I was so driven by fear that desperation marred my logic. I was too frightened to acknowledge that the devil might have any power at all.
So, I offered strange fire in my own wisdom, which wasn't any kind of wisdom at all.
What a laugh he must have been having at my expense.
I would say, "A shadow is only a sign that you're standing in the light." This way of thinking would have you believe that the devil is as illusory and powerless as a shadow, and that is false.
The devil is not a harmless shadow. He doesn't just want to make a dark spot at your feet. He wants to steal from you, kill you and destroy everything touched by God in your life.
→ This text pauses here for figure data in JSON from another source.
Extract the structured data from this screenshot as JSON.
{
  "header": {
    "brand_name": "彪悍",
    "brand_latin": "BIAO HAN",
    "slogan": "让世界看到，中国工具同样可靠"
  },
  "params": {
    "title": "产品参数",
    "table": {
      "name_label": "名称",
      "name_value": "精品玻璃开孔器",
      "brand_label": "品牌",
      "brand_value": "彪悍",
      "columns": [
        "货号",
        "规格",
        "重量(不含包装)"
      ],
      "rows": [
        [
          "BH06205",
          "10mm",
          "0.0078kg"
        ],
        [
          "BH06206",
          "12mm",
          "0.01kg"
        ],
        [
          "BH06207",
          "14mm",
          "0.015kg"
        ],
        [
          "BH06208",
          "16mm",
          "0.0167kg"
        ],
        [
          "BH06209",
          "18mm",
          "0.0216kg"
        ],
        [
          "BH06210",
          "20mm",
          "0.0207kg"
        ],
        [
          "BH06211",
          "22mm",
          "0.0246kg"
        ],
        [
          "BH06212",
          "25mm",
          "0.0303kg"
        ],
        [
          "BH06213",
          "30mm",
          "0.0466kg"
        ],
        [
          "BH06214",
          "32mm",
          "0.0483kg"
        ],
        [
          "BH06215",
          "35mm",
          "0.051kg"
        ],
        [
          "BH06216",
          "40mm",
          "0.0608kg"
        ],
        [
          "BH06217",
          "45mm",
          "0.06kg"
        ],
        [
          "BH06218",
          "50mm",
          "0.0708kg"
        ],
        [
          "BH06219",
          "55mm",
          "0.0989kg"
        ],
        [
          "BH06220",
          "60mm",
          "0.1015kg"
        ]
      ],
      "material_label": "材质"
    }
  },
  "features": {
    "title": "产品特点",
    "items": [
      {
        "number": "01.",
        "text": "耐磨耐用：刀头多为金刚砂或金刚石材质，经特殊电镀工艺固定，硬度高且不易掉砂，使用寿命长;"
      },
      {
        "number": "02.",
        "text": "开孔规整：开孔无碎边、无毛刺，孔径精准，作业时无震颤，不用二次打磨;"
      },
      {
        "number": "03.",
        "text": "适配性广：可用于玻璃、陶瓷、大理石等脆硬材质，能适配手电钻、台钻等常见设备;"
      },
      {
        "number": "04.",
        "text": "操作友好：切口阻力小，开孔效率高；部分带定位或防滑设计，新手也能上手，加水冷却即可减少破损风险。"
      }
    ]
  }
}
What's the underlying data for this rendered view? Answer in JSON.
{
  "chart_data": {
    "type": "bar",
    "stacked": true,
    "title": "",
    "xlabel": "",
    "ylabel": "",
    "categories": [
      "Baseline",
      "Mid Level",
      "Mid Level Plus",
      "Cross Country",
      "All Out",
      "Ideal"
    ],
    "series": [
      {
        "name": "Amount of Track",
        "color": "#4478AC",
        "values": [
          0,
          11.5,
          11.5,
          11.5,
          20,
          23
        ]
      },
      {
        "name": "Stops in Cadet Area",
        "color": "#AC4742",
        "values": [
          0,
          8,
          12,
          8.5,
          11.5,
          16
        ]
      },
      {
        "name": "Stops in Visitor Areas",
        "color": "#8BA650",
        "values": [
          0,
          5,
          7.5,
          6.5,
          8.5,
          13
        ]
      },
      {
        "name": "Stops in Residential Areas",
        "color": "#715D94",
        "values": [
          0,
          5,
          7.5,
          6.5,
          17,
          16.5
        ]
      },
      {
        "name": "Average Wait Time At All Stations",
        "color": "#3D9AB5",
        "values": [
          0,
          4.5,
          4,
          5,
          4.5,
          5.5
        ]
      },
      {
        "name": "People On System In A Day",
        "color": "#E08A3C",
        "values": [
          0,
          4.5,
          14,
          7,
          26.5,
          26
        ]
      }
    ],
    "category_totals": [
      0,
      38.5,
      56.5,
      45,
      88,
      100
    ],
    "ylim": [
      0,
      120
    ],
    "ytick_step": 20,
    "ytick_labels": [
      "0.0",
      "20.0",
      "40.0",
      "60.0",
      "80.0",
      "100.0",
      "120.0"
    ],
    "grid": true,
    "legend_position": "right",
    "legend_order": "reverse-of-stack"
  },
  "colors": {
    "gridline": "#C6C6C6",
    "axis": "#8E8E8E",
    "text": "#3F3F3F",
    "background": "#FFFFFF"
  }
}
He wants your soul for eternity. He wants your loved ones' souls too.
Let's face it. One of the reasons we fall for these deceptions is that we don't want the devil to have any power in our lives. We fear what will happen if he does.
To address that fear by ignoring it is to use a new age practice (which is actually old age, since there is nothing new under the sun). It is a manipulative tactic that resorts to our own power rather than what the Bible tells us to do.
We were not given the armor of God just to spend our lives as cotton candy vendors at the game of life. We are meant to be soldiers.
No sword works against an enemy you refuse to look at.
You might ask, "Shouldn't I put my attention on Jesus?"
Yes, of course you should, and you should think on things that are pure, lovely, and so on. But the Bible also tells us to be sober and vigilant regarding the devil, and we should do that as well.
If the Bible tells us to do both then we are capable of doing both. We can trust that God would not tell us to do something we cannot do. No part of the Bible steers us wrong.
But I propose that with the advent of "positive thinking," we have come to lack more of the vigilance than the "thoughts on the pure and lovely." Consequently, many end up placing their focus on a false Jesus, one who is not holy, one who has no hatred for sin, one who will speak to you through a psychic for $4.99 a minute if you keep following him.
You do not attract what you fear. That is a lie.
And vigilance in regard to the devil is not fear. It is obedience. It is wisdom.
Matthew 10:16 Behold, I send you forth as sheep in the midst of wolves: be ye therefore wise as serpents, and harmless as doves.